Georgia Meyer (LSE Department of Management)

Escape from Model Land provides a blueprint for the kind of critical thinking required for us to more responsibly continue to co-create realities through models. Long ubiquitously deployed in finance, economics and climate forecasting, their increasing adoption across all aspects of economies and societies by virtue of the increasing sophistication of machine learning and predictive analytics demand a much more intentional and reflective scrutiny about their nature and impacts than what is oft the case. Dr Thompson does just that in Escape from Model Land by: (i) teasing apart the complicated enmeshment of models as translators of and / or producers of realities; (ii) reviewing models’ necessarily incomplete and changing quantification and qualification of uncertainties; (iii)  considering their value in terms of transparency of decision-making processes and (iv), asking the important question of who gets to make the models in the first place (and with what ends in mind)? 

Dr Thompson says that she ‘started thinking about these questions as a PhD student in Physics ten years ago’ when she ‘conducted a literature review on mathematical models of North Atlantic storms’. She realised that given the fact that all these peer-reviewed and published studies had ‘conflicting rather than overlapping uncertainty ranges’ an additionally important question (alongside figuring out how to predict the behaviour of North Atlantic storms) was ‘how we make inferences from models’. She sets up the ambition of the book as her effort to try and find a balance between two ‘unacceptable alternatives’: (i) taking models literally - not accounting for their misrepresentations of reality; or (ii) abandoning models and losing ‘lots of clearly valuable information’. The question she poses is: ‘how do we navigate the space between these extremes more effectively?’. 

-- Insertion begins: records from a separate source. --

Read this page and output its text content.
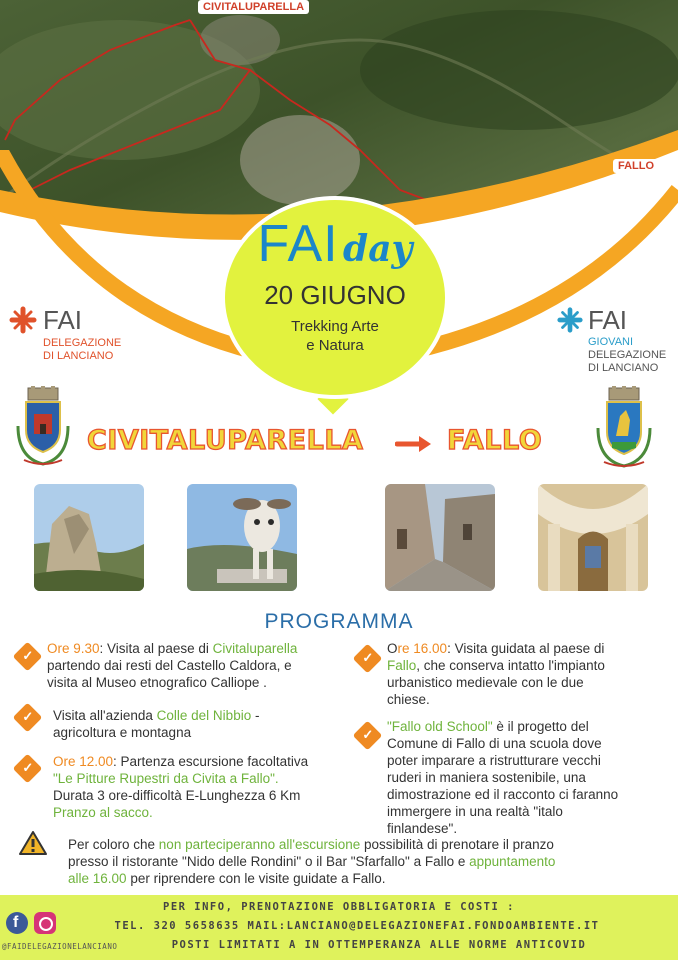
CIVITALUPARELLA
FALLO
FAI day
20 GIUGNO
Trekking Arte
e Natura
FAI
DELEGAZIONE
DI LANCIANO
FAI
GIOVANI
DELEGAZIONE
DI LANCIANO
CIVITALUPARELLA	FALLO
PROGRAMMA
✓ Ore 9.30: Visita al paese di Civitaluparella
partendo dai resti del Castello Caldora, e
visita al Museo etnografico Calliope .
✓ Visita all'azienda Colle del Nibbio -
agricoltura e montagna
✓ Ore 12.00: Partenza escursione facoltativa
"Le Pitture Rupestri da Civita a Fallo".
Durata 3 ore-difficoltà E-Lunghezza 6 Km
Pranzo al sacco.
✓
Ore 16.00: Visita guidata al paese di
Fallo, che conserva intatto l'impianto
urbanistico medievale con le due
chiese.
✓
"Fallo old School" è il progetto del
Comune di Fallo di una scuola dove
poter imparare a ristrutturare vecchi
ruderi in maniera sostenibile, una
dimostrazione ed il racconto ci faranno
immergere in una realtà "italo
finlandese".
Per coloro che non parteciperanno all'escursione possibilità di prenotare il pranzo
presso il ristorante "Nido delle Rondini" o il Bar "Sfarfallo" a Fallo e appuntamento
alle 16.00 per riprendere con le visite guidate a Fallo.
PER INFO, PRENOTAZIONE OBBLIGATORIA E COSTI :
TEL. 320 5658635 MAIL:LANCIANO@DELEGAZIONEFAI.FONDOAMBIENTE.IT
POSTI LIMITATI A IN OTTEMPERANZA ALLE NORME ANTICOVID
f
@FAIDELEGAZIONELANCIANO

Following this set up in Chapter 1 Locating Model Land, Chapter 2 Thinking Inside the Box puts forward a case for how models articulate, and constrain, the boundaries of our imaginations. In making this case she first discusses a necessary and careful interplay between simplification and complexity as prerequisites for model explanatory power, citing Von Neumann’s parable about fitting an elephant with four parameters whilst a model with five parameters would make it 'wiggle his trunk'. Moving beyond the Ockham’s Razor principle (go with the simplest explanation) Dr Thompson expands the discussion on what is in and out of scope of models by introducing The Phillips-Newlyn Machine (or MONIAC, Monetary National Income Analogue Calculator) which ‘conceptualises and physically represents money as liquid…and circulated around the economy at rates depending on key model parameters’. Her discussion of the opportunities and limitations provided by MONIAC - including the way it expanded the consideration of relations between things not just the things themselves - notes how ‘each choice of representation lends itself to certain kinds of imaginative extension’. It is one of my favourite passages in the book (there are many). 

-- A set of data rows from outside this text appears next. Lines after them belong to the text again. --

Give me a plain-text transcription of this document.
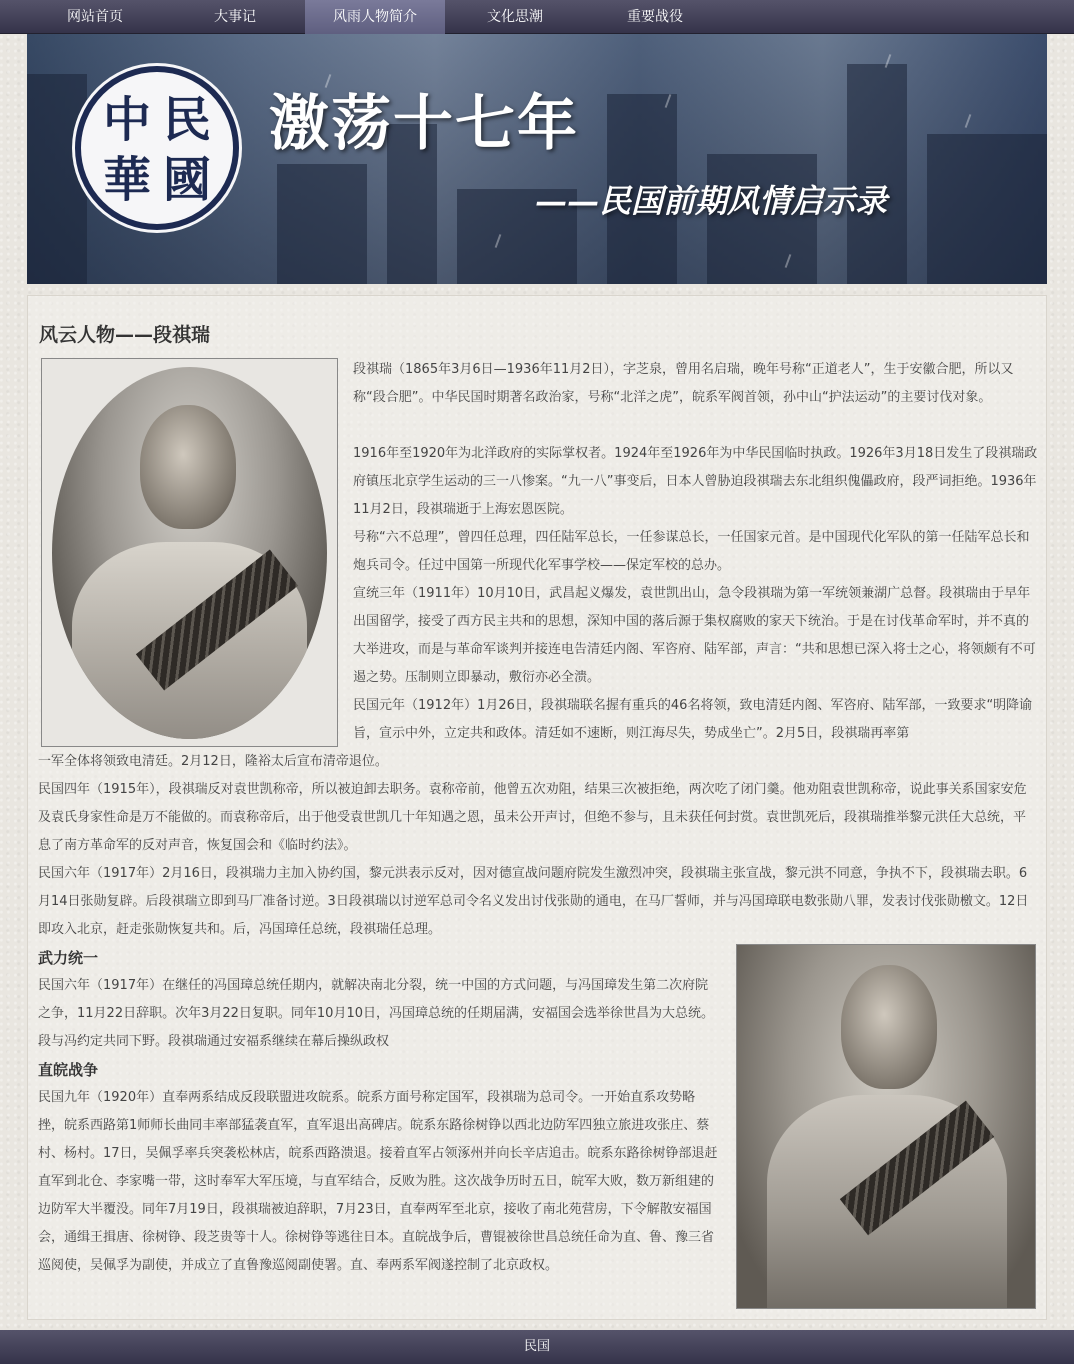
网站首页	大事记	风雨人物简介	文化思潮	重要战役
中 民
華 國
激荡十七年
——民国前期风情启示录
风云人物——段祺瑞
段祺瑞（1865年3月6日—1936年11月2日），字芝泉，曾用名启瑞，晚年号称“正道老人”，生于安徽合肥，所以又称“段合肥”。中华民国时期著名政治家，号称“北洋之虎”，皖系军阀首领，孙中山“护法运动”的主要讨伐对象。
1916年至1920年为北洋政府的实际掌权者。1924年至1926年为中华民国临时执政。1926年3月18日发生了段祺瑞政府镇压北京学生运动的三一八惨案。“九一八”事变后，日本人曾胁迫段祺瑞去东北组织傀儡政府，段严词拒绝。1936年11月2日，段祺瑞逝于上海宏恩医院。
号称“六不总理”，曾四任总理，四任陆军总长，一任参谋总长，一任国家元首。是中国现代化军队的第一任陆军总长和炮兵司令。任过中国第一所现代化军事学校——保定军校的总办。
宣统三年（1911年）10月10日，武昌起义爆发，袁世凯出山，急令段祺瑞为第一军统领兼湖广总督。段祺瑞由于早年出国留学，接受了西方民主共和的思想，深知中国的落后源于集权腐败的家天下统治。于是在讨伐革命军时，并不真的大举进攻，而是与革命军谈判并接连电告清廷内阁、军咨府、陆军部，声言：“共和思想已深入将士之心，将领颇有不可遏之势。压制则立即暴动，敷衍亦必全溃。
民国元年（1912年）1月26日，段祺瑞联名握有重兵的46名将领，致电清廷内阁、军咨府、陆军部，一致要求“明降谕旨，宣示中外，立定共和政体。清廷如不速断，则江海尽失，势成坐亡”。2月5日，段祺瑞再率第
一军全体将领致电清廷。2月12日，隆裕太后宣布清帝退位。
民国四年（1915年），段祺瑞反对袁世凯称帝，所以被迫卸去职务。袁称帝前，他曾五次劝阻，结果三次被拒绝，两次吃了闭门羹。他劝阻袁世凯称帝，说此事关系国家安危及袁氏身家性命是万不能做的。而袁称帝后，出于他受袁世凯几十年知遇之恩，虽未公开声讨，但绝不参与，且未获任何封赏。袁世凯死后，段祺瑞推举黎元洪任大总统，平息了南方革命军的反对声音，恢复国会和《临时约法》。
民国六年（1917年）2月16日，段祺瑞力主加入协约国，黎元洪表示反对，因对德宣战问题府院发生激烈冲突，段祺瑞主张宣战，黎元洪不同意，争执不下，段祺瑞去职。6月14日张勋复辟。后段祺瑞立即到马厂准备讨逆。3日段祺瑞以讨逆军总司令名义发出讨伐张勋的通电，在马厂誓师，并与冯国璋联电数张勋八罪，发表讨伐张勋檄文。12日即攻入北京，赶走张勋恢复共和。后，冯国璋任总统，段祺瑞任总理。
武力统一
民国六年（1917年）在继任的冯国璋总统任期内，就解决南北分裂，统一中国的方式问题，与冯国璋发生第二次府院之争，11月22日辞职。次年3月22日复职。同年10月10日，冯国璋总统的任期届满，安福国会选举徐世昌为大总统。段与冯约定共同下野。段祺瑞通过安福系继续在幕后操纵政权
直皖战争
民国九年（1920年）直奉两系结成反段联盟进攻皖系。皖系方面号称定国军，段祺瑞为总司令。一开始直系攻势略挫，皖系西路第1师师长曲同丰率部猛袭直军，直军退出高碑店。皖系东路徐树铮以西北边防军四独立旅进攻张庄、蔡村、杨村。17日，吴佩孚率兵突袭松林店，皖系西路溃退。接着直军占领涿州并向长辛店追击。皖系东路徐树铮部退赶直军到北仓、李家嘴一带，这时奉军大军压境，与直军结合，反败为胜。这次战争历时五日，皖军大败，数万新组建的边防军大半覆没。同年7月19日，段祺瑞被迫辞职，7月23日，直奉两军至北京，接收了南北苑营房，下令解散安福国会，通缉王揖唐、徐树铮、段芝贵等十人。徐树铮等逃往日本。直皖战争后，曹锟被徐世昌总统任命为直、鲁、豫三省巡阅使，吴佩孚为副使，并成立了直鲁豫巡阅副使署。直、奉两系军阀遂控制了北京政权。
民国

Another chapter of the book, Models as Metaphors, riffs off a statement by Nobel Prize winning economist Peter Diamond’s Nobel lecture: ‘taking a model literally is not taking a model seriously’. Dr Thompson uses this starting point to set out how models have multi-dimensional purposes and applications depending on the phenomena at hand and the tacit acceptance of the nature of the stereotyping (reducing to simplicity) that is taking place in any given context within which a model is being deployed. In other words, she argues that we see models less as representations of reality and more as a companion to the version of reality that is acceptable in any given social context at any particular time. This is where questions of values - whose values - are at play when these ‘implicit value judgements are being made’ comes to the fore.  

This theme is expanded in various parts of the book to address the discrimination and dangerous stereotyping that arises when deeply flawed processes of constructing and applying models (and poor input data) are left unchecked, drawing on the polemical work of Dr Cathy O’Neil, Dr Emily Bender and Dr Timnit Gebru. What makes this chapter particularly interesting is the way Dr Thompson interrogates the value of model explainability across various contexts making the case that whilst in some (aforementioned e.g. discrimination) explainability is enmeshed with questions of accountability and fairness, in others (e.g. cyclone activity), the picture is less clear cut (if a model does more accurately predict cyclone activity but we don’t know how it was able to, is that a problem?). This is complex territory and the clarity and reflexivity that Dr Thompson deploys across this matrix of values, agency, context and decision-making reads like a ‘how-to’ for any researcher or practitioner working with models. Or, for that matter, for any human being with varied and changing levels of self-awareness about the internal working models we all use consciously and unconsciously to move through the world. 

These questions of how values intersect with science are addressed throughout the book in later chapters including one called The Accountability Gap. Here Dr Thompson draws on Birhane’s work mapping the territory of evaluative tools used in ML papers - noting how often the extent to which societal needs are met are absent from the discussion. In revisiting this theme the notion of objectivity in science is gently teased apart revealing the many constructed components that are inescapably bound up with processes of description, measurement and prediction. Where this thread leads is an instructive set of examples of various articulations of some kind of ‘social objectivity’ - which rests on multiple contributory accounts that are ultimately shared and agreed upon as a basis from which to move forward. Of course this is a notably different kind of treatment of scientific knowledge than that which has long held popularised dominance in many key areas of policy and common parlance.  

Dr Thompson ends the book with five principles for responsible modelling, making a point about the human cognitive counterpart to navigating the world with models: that, ‘we must ourselves navigate the real-world territory and live up to the challenge of making the best of our imperfect knowledge to create a future worth living in.’. Amidst many important takeaways from the book (who’s values?; complexity vs simplicity trade-offs; explainability as virtue of accountability by context; obfuscation and misrepresentation via compression of variables in models and measurement), this point about human capacities feels critical. That ultimately, we cannot cede too much explanatory power to models - divorcing those who create and use them from the kind of transparency and humility to their imperfections. That we cannot sidestep our responsibilities to interrogate the decisions taken on the basis of models as new information or additional viewpoints come to light. Finally, what I take from this book, is that we ought regularly escape our own (internal) model lands that shape how we develop priorities, apply principles and evaluate our interactions with the world around us.